AI is already being used in women’s health.
“Mammography has been using AI as part of ‘computer-aided detection, aka CAD, since (Food and Drug Administration) approval in 1998,” said Dr Kenneth Mengmedical director of the Breast Imaging and Diagnostic Center at the Cancer Prevention and Treatment Center at Providence St. Joseph’s Hospital in California.
“Currently, there have been advancements in various forms of computer-aided detection, but no one relies solely on these systems,” said Meng, who was not involved in the study. Medical News Today. “I would say that most mammograms are read with some form of computer-aided detection (with a few marks of areas of concern detected by the software algorithm, but usually at the end of the read). These can inform the radiologist of take a second look, but ultimately there is a lot of disagreement between the CAD markings and the radiologist’s final interpretation at the time.
Experts say it seems inevitable that the role of AI in healthcare will continue to grow. It can help in many different areas, including administration, patient engagement, surgical robots, and diagnostics, according to report published in 2019.
As the current study notes, radiology is an area of medicine where AI appears to be well suited – they can use thousands of images in their memory to compare them to one image to determine if cancer is present. or if there are any conditions that could lead to cancer.
However, several hurdles need to be overcome before AI can be integrated into diagnostic procedures, such as predicting future cancer. According to the report, “For widespread adoption to take place, AI systems must be approved by regulators, integrated with EHR systems, standardized to a sufficient degree that similar products perform similarly, taught to clinicians , paid for by public or private paying agencies and updated over time in the field.
Additionally, AI systems will augment clinicians first rather than replace them.
“The human interface is key.

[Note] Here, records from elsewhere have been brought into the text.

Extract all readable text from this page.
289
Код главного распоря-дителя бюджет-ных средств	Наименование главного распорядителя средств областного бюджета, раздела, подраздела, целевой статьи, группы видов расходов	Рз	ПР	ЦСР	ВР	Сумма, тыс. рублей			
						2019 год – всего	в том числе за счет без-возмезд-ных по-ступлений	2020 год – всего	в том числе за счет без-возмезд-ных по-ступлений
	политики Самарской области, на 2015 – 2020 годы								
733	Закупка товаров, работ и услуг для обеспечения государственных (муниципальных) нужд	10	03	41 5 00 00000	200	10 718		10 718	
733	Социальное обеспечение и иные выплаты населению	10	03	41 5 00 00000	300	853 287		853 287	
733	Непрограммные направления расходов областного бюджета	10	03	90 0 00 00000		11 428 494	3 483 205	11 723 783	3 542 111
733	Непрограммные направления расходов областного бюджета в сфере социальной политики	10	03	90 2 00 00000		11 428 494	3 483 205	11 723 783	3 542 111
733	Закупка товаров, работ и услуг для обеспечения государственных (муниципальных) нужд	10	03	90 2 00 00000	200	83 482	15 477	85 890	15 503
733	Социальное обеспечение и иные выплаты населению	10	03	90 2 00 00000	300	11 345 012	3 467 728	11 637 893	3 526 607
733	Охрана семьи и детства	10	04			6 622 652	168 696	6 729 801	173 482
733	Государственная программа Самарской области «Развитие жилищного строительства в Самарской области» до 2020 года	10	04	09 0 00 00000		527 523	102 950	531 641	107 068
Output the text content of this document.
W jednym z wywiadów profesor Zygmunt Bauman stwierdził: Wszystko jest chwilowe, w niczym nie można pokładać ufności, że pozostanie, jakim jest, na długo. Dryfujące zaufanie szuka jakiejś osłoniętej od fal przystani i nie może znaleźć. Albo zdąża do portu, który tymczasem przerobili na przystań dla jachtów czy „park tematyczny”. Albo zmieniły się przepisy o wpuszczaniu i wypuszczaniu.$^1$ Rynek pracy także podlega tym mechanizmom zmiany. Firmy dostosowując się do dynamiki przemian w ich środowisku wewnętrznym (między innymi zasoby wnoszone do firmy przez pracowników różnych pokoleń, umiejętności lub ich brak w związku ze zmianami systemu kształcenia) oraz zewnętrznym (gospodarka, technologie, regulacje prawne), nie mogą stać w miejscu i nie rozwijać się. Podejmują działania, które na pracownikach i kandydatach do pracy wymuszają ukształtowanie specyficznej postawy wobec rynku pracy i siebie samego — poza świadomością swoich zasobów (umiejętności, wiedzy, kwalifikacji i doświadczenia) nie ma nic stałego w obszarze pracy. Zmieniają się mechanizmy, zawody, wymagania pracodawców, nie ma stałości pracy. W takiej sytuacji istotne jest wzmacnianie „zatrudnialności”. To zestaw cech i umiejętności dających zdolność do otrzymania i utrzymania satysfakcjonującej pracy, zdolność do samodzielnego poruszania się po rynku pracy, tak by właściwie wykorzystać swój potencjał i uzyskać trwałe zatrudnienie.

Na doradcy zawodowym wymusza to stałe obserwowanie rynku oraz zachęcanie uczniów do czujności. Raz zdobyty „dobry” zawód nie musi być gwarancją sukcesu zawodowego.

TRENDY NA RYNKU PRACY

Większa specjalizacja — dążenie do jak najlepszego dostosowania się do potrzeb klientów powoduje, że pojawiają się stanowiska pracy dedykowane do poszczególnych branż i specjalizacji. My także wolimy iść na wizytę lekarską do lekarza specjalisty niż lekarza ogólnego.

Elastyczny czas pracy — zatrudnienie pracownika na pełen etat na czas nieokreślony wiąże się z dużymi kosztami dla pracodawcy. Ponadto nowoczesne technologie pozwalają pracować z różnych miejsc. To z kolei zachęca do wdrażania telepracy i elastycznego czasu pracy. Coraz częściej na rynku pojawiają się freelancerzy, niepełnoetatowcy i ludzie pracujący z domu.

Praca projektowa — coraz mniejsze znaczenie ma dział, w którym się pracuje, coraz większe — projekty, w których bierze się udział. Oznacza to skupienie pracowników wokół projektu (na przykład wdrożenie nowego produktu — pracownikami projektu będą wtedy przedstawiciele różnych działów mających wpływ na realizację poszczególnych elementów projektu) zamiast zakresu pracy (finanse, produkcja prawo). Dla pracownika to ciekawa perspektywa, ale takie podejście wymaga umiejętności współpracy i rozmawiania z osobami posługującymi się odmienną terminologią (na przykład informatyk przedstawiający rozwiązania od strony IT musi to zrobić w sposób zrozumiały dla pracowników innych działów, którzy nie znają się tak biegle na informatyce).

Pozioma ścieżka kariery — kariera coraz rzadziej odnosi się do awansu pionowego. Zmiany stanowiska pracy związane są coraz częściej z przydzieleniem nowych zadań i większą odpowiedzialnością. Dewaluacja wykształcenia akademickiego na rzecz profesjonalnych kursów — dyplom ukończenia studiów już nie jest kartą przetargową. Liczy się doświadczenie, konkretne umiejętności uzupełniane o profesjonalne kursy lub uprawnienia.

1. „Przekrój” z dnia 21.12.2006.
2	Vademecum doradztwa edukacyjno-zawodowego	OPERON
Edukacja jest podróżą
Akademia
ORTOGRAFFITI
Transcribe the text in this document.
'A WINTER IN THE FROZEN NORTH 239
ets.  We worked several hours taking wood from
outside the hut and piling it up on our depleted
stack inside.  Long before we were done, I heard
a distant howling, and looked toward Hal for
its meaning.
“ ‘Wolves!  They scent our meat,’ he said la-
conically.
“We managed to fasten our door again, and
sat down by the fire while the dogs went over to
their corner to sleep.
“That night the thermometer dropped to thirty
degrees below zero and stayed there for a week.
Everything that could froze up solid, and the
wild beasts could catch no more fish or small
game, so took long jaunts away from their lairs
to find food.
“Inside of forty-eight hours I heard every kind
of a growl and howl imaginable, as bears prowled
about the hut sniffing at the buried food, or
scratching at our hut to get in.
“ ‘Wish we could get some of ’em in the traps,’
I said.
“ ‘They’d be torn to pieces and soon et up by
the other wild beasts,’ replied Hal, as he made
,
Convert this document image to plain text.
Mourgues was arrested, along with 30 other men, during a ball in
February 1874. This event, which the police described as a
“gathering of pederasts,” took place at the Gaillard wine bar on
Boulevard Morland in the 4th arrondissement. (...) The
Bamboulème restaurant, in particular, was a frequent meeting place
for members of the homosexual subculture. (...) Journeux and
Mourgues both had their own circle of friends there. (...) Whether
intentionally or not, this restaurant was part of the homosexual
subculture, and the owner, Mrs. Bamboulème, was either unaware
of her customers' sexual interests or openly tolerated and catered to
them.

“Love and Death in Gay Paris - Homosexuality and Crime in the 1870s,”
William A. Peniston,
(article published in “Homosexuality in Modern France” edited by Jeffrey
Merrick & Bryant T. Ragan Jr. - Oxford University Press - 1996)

There have to be controls,” Reitherman said.
AI is becoming more widespread, although it still has a long way to go.
“I’m a big proponent of integrating AI into women’s medical care,” Meng said. “In specialized facilities, it will still be some time before AI shows a big advantage, but it could in the short term provide some basic consistency or a standard floor for places that may not have access to expert radiologists.”